Fundamentele veranderingen (in de loop van de jaren dat ik er ben: paradigmashifts, cultuuromslagen en het nu gevestigde ‘kantelen’ en hippere ‘omdenken’ (let ook op de evolutie van zelfstandig naamwoord naar werkwoord)) volgen elkaar niet jaarlijks op, daar gaan soms vele generaties overheen. En als ze plotseling plaatsvinden, dan is er daarna altijd een periode waarin het nieuwe naast het oude bestaat en er tijd nodig is om tot een wederopbouw te komen – echte bevrijding is als het lukt om dat samen te doen. Niemand haalt de perfecte wereld in één keer uit een hoge hoed; Utopia is geen konijn. Dat betekent natuurlijk niet dat de mensheid stilstaat, maar dé mensheid bouwt niet aan één wereld; gemeenschappen van mensen bouwen samen aan meerdere werelden tegelijkertijd en juist daardoor is er dynamiek en ontstaat er van alles waar je je bij aan kunt sluiten. In een mensenleven kun je al heel behoorlijk de fundamenten van jouw ideale wereld mee maken, of je die zelf nog meemaakt of niet.

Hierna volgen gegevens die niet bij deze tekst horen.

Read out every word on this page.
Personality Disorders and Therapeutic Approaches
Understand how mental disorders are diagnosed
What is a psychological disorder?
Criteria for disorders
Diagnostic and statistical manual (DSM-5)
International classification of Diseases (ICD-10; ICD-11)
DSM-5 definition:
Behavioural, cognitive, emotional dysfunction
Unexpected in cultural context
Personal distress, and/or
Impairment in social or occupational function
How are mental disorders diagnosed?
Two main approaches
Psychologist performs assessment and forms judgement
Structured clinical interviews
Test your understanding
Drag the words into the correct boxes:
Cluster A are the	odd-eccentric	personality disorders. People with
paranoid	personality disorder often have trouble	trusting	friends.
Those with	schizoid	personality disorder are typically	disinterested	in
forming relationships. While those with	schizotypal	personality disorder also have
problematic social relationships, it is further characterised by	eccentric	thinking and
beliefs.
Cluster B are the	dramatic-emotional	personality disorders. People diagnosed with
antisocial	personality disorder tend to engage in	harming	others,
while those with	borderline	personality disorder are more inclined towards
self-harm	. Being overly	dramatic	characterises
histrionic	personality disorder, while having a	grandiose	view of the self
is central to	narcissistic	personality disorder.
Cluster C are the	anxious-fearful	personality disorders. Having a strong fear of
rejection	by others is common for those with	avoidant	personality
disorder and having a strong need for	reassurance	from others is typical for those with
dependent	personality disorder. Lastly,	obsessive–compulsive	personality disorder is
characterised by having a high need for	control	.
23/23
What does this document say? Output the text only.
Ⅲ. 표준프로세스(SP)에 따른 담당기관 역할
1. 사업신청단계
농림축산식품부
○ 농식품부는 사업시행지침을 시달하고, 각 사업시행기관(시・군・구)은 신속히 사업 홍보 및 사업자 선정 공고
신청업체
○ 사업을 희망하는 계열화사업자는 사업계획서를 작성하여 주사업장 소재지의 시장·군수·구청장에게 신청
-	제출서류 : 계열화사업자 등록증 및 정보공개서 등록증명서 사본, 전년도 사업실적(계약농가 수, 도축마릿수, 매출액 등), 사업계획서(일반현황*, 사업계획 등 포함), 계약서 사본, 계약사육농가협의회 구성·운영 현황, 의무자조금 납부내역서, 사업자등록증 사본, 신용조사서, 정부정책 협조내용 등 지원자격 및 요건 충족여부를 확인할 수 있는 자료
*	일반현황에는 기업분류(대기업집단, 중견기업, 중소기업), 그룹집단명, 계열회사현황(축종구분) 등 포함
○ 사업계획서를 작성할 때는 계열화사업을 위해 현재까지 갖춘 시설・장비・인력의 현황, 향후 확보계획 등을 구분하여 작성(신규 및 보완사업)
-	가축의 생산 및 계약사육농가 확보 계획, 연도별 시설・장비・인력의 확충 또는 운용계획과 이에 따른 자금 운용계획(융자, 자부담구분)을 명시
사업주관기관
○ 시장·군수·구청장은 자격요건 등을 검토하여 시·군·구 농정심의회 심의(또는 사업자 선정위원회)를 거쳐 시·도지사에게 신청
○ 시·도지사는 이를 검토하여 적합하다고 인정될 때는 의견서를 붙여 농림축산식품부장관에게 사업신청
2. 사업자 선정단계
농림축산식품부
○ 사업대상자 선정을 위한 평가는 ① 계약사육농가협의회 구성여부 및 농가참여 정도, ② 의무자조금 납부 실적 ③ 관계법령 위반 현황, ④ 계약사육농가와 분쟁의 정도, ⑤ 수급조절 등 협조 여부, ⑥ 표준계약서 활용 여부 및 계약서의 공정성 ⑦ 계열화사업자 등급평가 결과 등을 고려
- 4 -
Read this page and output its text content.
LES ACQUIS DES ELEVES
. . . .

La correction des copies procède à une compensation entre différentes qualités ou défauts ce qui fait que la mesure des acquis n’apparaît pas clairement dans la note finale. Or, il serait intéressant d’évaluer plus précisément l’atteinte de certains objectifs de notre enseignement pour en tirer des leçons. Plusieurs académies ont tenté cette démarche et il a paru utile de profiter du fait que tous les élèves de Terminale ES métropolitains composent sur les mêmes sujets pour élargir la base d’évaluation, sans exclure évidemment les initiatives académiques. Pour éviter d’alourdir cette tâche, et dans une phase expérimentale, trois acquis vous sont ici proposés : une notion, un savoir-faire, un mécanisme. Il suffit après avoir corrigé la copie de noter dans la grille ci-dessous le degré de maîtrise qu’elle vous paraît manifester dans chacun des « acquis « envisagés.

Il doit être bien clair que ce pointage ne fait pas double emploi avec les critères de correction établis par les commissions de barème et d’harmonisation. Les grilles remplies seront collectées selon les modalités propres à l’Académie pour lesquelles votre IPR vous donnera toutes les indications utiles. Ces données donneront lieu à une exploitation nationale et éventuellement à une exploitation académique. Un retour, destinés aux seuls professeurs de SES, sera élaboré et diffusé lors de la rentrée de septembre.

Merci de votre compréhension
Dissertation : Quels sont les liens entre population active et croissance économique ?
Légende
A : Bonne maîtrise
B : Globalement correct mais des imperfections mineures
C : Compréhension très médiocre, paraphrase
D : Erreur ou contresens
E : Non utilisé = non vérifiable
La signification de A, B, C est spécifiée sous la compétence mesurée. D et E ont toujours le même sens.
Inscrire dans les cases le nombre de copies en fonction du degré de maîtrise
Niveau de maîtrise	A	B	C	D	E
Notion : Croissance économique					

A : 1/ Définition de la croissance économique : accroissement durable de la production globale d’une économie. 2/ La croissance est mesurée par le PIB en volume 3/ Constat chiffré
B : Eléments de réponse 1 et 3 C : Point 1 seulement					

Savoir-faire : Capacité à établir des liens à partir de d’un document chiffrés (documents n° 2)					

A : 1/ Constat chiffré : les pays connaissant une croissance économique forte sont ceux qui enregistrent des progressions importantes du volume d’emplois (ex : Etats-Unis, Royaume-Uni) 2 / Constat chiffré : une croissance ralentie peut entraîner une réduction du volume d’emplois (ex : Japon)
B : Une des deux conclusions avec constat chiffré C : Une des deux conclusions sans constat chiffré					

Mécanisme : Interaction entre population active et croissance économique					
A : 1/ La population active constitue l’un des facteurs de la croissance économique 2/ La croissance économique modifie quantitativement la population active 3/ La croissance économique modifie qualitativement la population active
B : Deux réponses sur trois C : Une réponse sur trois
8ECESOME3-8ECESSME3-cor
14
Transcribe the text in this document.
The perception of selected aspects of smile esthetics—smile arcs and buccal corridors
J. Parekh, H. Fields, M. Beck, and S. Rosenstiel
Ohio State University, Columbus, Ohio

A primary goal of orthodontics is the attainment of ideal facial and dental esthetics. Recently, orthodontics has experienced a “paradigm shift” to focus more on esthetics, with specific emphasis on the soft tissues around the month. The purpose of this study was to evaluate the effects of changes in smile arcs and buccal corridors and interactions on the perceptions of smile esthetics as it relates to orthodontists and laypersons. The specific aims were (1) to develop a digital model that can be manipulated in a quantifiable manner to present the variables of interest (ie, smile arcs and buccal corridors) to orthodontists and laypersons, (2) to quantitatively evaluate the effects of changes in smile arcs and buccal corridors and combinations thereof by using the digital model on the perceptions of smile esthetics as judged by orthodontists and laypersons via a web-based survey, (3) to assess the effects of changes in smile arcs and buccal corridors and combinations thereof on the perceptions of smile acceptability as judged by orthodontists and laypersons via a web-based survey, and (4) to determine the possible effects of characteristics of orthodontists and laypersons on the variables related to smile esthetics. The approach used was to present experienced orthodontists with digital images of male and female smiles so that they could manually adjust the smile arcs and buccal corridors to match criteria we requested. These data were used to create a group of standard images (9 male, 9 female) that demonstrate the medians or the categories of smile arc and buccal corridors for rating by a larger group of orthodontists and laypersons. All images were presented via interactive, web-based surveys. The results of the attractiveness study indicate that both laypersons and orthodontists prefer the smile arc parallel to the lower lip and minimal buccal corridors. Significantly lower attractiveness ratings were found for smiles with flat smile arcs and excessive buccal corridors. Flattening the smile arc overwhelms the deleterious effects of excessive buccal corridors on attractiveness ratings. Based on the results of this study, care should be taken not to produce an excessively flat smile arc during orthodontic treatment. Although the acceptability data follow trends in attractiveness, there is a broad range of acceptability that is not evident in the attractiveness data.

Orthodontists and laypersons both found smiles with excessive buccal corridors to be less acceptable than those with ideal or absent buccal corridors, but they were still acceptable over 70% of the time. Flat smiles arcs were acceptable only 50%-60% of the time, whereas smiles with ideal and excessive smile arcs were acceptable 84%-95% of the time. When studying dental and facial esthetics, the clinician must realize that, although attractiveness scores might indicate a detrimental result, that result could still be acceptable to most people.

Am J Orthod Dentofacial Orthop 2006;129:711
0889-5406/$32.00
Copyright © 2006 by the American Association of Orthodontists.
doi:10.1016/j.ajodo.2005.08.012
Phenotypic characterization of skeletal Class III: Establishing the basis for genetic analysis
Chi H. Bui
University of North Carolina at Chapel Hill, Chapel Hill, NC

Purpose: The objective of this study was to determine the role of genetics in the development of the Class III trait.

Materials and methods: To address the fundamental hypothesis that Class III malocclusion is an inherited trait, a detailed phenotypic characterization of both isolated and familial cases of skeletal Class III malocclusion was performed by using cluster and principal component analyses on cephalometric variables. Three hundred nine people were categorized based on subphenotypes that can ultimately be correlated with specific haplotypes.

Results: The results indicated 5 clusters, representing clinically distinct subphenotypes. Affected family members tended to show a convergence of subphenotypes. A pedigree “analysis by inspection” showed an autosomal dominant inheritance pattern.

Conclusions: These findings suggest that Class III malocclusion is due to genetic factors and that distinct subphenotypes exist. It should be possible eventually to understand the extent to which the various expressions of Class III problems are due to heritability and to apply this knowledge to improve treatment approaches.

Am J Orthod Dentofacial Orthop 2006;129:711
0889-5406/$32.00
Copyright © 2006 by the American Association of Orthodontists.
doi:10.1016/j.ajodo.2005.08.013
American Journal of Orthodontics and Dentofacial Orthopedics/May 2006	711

En zo kan de ondernemer dat ook. Die kan kiezen voor welke maatschappij zij een aanwinst wil zijn. Dat kan de maatschappij zijn zoals die in de media gepresenteerd wordt, maar dat is maar een deel van wat er gebeurt. Iets is niet waar alleen omdat het in de media is. Je kunt je verhouden tot die maatschappij door je erin te voegen, eraan mee te bouwen, haar te willen veranderen of af te wijzen. Maar als je je realiseert dat die maatschappij niet de enige waarheid is en als je goed om je heen kijkt, kennis ligt tenslotte op straat, dan opent zich een wereld aan mogelijkheden voor maatschappelijke vernieuwing waar jij met je ondernemerschap een aanwinst voor bent.
--
[1] Aan het einde van de dag heb ik een panelinterview met de vertegenwoordigers van de casus geleid en vanuit mijn perspectief “Kennis ligt op straat” heb ik daarbij in ruime mate het publiek het woord gegeven. Omdat mijn gedachten tijdens de gesprekken en deze interactieve afronding niet stilstonden, heb ik de laatste drie minuten gebruikt om ze hardop denkend tot een soort conclusie te brengen. Dit korte stukje geeft de kern daarvan weer.